# Hosting sound clips.



## Robert1950 (Jan 21, 2006)

I assume there are places where you can upload and host sound clips the same way you do with photos with photobucket or flickr? Thanks.


----------



## Guest (Dec 15, 2011)

For advanced sharing you can try:
http://soundcloud.com/

There's a limit on plays and whatnot with the free account, but the premium isn't too expensive. The commenting system on tracks is particularly awesome.

And I use Dropbox quite a bit for simple sharing:

http://db.tt/oEK8ccC

Drop file in the Public sub-folder, right click to get the URL, paste and you're done. Super simple. If you want to track clicks/plays run the URL through http://bit.ly first and track clicks through that.


----------



## GuitarsCanada (Dec 30, 2005)

Robert1950 said:


> I assume there are places where you can upload and host sound clips the same way you do with photos with photobucket or flickr? Thanks.

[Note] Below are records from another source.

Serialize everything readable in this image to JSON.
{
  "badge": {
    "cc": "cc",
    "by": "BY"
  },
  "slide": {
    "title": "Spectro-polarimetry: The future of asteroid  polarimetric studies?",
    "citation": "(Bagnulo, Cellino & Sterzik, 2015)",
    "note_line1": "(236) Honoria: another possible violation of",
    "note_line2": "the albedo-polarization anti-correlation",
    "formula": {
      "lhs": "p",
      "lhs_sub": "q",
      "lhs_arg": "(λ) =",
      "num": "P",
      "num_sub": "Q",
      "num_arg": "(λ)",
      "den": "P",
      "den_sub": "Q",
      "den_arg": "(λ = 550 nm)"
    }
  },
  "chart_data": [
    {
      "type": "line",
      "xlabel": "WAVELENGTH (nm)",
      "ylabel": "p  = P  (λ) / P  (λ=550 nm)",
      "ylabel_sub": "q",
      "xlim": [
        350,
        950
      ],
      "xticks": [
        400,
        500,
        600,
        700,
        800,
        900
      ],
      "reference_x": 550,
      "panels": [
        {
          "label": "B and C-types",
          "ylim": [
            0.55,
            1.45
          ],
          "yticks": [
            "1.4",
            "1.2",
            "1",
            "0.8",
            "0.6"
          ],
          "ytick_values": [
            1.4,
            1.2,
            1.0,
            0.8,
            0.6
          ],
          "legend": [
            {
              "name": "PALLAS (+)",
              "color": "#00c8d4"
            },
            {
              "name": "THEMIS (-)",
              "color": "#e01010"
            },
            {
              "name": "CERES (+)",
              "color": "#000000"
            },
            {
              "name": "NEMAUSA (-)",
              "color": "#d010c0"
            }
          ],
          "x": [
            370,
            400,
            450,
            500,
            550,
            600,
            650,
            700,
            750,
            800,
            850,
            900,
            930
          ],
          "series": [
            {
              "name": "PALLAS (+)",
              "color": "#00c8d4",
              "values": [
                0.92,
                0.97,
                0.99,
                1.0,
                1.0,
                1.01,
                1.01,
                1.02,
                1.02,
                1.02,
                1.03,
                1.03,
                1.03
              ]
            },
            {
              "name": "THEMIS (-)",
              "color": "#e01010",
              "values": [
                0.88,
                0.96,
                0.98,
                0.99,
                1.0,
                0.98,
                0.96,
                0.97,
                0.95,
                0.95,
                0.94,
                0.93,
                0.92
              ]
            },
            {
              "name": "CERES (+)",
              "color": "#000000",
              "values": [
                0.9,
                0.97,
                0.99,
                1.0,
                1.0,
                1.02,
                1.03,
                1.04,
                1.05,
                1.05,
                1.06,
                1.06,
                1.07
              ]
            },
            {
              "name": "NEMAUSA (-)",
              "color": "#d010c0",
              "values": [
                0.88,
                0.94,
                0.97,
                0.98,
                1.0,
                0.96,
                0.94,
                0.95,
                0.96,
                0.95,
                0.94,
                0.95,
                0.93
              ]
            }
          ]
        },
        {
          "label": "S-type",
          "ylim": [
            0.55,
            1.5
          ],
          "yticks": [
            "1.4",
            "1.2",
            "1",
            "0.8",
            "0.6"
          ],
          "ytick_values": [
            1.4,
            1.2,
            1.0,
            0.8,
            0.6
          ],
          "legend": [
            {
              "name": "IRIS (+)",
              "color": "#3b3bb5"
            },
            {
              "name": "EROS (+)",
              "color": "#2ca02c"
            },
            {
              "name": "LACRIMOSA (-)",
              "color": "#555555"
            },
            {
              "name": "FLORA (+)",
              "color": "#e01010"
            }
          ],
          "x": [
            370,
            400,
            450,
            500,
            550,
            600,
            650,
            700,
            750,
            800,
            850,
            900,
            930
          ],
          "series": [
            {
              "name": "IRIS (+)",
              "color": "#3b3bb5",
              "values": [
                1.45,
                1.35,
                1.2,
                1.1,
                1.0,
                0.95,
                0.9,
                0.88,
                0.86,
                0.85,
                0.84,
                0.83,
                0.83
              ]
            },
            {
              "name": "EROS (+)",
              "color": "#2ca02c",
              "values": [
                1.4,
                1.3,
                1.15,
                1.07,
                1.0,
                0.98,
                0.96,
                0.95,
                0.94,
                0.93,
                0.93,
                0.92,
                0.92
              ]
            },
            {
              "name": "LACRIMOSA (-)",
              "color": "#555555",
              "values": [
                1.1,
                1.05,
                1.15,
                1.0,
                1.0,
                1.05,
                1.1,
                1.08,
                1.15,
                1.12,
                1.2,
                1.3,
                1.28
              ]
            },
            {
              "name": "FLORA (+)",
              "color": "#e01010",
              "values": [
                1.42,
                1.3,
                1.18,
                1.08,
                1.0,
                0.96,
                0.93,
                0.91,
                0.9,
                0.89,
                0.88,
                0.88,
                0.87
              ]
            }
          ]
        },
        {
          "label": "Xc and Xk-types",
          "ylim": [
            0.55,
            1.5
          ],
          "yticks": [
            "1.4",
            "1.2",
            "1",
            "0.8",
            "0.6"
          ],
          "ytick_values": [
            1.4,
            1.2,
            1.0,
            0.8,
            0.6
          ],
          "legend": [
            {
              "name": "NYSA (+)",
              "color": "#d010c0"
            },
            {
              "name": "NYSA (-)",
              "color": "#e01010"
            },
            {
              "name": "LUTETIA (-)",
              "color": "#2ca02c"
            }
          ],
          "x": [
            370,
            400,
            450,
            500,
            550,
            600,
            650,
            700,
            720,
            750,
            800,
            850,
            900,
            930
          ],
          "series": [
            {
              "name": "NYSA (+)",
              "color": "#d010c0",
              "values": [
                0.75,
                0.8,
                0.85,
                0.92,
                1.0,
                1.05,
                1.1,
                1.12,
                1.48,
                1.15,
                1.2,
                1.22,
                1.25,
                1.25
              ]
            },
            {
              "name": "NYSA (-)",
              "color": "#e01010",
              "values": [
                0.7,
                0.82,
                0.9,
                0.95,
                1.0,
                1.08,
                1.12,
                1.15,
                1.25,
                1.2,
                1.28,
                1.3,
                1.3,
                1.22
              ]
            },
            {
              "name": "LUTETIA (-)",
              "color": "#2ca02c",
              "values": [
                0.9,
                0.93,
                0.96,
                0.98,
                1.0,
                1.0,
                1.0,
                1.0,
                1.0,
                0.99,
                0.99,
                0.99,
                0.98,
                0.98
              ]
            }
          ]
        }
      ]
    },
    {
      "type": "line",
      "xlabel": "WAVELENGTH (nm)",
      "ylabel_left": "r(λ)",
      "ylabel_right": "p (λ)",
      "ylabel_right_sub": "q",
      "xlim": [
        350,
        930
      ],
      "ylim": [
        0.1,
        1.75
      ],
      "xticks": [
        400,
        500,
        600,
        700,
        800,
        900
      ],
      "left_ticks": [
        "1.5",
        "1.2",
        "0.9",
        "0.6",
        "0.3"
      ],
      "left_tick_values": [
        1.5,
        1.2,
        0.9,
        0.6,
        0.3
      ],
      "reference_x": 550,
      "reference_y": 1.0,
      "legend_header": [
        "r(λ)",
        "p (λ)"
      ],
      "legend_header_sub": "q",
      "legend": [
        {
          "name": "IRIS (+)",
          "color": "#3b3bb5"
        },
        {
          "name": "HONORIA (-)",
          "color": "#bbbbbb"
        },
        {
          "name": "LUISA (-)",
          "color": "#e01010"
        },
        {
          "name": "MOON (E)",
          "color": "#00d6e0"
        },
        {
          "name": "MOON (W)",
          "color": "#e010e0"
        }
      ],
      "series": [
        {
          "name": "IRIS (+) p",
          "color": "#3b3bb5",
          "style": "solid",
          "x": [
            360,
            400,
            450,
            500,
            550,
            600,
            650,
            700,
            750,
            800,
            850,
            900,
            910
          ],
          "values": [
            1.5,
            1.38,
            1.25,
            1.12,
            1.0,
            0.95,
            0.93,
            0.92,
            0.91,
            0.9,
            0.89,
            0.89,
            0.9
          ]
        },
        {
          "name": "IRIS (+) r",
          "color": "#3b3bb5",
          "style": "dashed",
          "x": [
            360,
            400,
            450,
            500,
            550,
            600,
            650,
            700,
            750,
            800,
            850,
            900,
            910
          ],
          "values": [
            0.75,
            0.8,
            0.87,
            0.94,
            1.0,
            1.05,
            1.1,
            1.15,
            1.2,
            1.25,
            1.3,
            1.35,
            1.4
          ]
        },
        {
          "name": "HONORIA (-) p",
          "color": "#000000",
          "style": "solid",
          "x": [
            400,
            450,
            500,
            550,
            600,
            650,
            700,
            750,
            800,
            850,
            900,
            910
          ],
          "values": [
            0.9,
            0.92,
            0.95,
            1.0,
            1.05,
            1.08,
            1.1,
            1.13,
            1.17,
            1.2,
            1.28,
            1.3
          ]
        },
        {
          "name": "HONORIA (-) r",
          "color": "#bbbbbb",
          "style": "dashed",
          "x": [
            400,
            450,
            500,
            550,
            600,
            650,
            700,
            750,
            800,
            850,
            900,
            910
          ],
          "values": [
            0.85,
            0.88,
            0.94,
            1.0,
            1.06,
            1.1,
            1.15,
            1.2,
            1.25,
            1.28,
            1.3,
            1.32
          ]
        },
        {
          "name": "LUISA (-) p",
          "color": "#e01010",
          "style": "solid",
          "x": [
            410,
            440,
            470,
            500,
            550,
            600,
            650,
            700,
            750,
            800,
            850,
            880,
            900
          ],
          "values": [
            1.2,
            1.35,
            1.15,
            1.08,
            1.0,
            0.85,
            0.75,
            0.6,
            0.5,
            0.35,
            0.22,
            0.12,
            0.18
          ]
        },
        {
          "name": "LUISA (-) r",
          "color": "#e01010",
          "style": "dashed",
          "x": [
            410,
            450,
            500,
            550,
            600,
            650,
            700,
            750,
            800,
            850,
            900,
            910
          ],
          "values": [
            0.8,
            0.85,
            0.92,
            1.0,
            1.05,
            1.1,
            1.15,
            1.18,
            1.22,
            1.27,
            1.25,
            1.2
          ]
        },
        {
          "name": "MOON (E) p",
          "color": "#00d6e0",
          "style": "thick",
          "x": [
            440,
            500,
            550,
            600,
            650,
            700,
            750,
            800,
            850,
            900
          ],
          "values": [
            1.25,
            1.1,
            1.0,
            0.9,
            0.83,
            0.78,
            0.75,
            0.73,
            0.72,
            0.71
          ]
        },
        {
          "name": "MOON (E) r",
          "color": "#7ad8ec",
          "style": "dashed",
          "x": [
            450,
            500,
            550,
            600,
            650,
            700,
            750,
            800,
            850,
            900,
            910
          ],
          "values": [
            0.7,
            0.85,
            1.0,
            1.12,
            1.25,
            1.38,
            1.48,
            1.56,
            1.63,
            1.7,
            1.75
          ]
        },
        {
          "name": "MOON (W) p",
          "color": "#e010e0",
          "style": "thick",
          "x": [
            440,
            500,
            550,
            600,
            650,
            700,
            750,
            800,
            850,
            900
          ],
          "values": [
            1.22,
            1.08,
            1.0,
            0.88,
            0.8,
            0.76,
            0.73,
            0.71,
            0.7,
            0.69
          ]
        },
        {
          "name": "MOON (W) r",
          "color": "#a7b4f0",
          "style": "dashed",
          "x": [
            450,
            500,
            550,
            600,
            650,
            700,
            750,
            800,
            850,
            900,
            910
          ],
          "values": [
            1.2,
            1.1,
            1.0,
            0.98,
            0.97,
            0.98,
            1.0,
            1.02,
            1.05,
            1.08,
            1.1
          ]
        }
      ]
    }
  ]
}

I had one running for a year right here and nobody used it. Free upload and hosting


----------



## hollowbody (Jan 15, 2008)

iaresee said:


> For advanced sharing you can try:
> http://soundcloud.com/
> 
> There's a limit on plays and whatnot with the free account, but the premium isn't too expensive. The commenting system on tracks is particularly awesome.
> ...


Yeah, those are the two I use currently. I like soundcloud cuz when you post the link, you get this awesome GUI of the track's waveform, which is neat. Both are relatively easy to use. If you can use Photobucket, you'll be able to use either of these easily.


----------



## keto (May 23, 2006)

Fileden is easy to use and gives decent free hosting limits. No spam/ads when the link is clicked, but no awesome animation either.


----------